When two Arizona spouses are committed to resolving their divorce differences outside of court, mediation is a powerful resource. In order for divorce mediation to be a success, however, it is important to understand the most common errors that spouses can make during the process. The following tips are offered to help couples navigate the waters of mediation, and emerge with a settlement that is agreeable to both sides.
One of the biggest mistakes that spouses make during mediation is to engage in knee-jerk decision making. When the other party makes an offer or demand that seems outrageous, it is important not to react emotionally. Firing back with an immediate response, whether it is affirmative or negative, can lead to a great deal of trouble down the road. It is better to take the time to issue a well-reasoned response than to make a choice that will be difficult to live with down the road, or one that will amp up the tension between parties.

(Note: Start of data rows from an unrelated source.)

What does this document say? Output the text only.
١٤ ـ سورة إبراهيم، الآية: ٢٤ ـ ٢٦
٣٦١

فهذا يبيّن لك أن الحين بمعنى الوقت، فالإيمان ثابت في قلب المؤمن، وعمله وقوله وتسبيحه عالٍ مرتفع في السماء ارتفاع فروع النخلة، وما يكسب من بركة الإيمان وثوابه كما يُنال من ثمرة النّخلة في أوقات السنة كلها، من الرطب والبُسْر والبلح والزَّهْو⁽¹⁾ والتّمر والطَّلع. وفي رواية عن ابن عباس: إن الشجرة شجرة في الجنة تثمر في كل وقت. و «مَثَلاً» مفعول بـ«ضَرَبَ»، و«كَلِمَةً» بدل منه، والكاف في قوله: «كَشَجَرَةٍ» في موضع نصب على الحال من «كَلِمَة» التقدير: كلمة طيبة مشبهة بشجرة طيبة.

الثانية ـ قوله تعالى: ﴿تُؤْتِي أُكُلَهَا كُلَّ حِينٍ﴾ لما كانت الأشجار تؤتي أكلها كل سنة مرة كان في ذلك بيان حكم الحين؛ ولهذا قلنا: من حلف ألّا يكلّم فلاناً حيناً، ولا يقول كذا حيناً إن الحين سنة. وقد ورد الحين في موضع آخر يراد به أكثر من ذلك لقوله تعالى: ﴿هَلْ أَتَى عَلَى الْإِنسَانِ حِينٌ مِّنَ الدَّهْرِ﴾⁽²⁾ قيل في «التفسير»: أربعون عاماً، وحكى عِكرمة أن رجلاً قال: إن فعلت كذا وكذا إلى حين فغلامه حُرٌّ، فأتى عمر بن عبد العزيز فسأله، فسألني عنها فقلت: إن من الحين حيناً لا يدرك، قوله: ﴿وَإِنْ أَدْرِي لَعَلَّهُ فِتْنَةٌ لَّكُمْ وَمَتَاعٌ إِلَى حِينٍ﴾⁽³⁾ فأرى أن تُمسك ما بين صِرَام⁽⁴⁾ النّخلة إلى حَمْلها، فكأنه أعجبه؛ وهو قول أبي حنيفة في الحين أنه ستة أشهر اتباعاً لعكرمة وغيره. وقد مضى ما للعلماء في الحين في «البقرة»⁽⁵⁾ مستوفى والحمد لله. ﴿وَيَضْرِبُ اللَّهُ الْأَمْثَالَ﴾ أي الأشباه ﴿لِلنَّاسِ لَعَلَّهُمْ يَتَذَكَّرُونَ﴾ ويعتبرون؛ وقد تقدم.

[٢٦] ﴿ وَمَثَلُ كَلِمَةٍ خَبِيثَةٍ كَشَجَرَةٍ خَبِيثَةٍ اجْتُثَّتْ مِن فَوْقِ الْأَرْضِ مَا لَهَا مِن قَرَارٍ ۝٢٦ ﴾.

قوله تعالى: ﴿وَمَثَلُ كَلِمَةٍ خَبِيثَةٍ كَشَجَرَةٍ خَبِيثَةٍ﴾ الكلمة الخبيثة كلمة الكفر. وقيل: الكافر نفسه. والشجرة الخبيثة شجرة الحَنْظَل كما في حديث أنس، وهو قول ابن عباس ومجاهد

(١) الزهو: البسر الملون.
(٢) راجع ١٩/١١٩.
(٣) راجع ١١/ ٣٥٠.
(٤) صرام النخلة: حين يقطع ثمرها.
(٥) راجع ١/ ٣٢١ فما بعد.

In a similar vein, spouses should also take care to avoid making statements that will come back to haunt them. It can be incredibly tempting to issue a verbal grenade, especially during the height of negotiations. Everyone knows, however, that it is nearly impossible to take back words that caused bruised feelings or egos. A better approach is to think carefully before making a verbal response, even if that means a slight delay in the mediation process.
In short, the best way to achieve a successful divorce mediation is to make efforts to control the impact that emotions have on the process. This can be far easier to say than to put into practice, but it is a worthy goal. Arizona couples who are able to use mediation to reach a divorce settlement can often end their marriage with less time, expense and stress than a traditionally litigated divorce.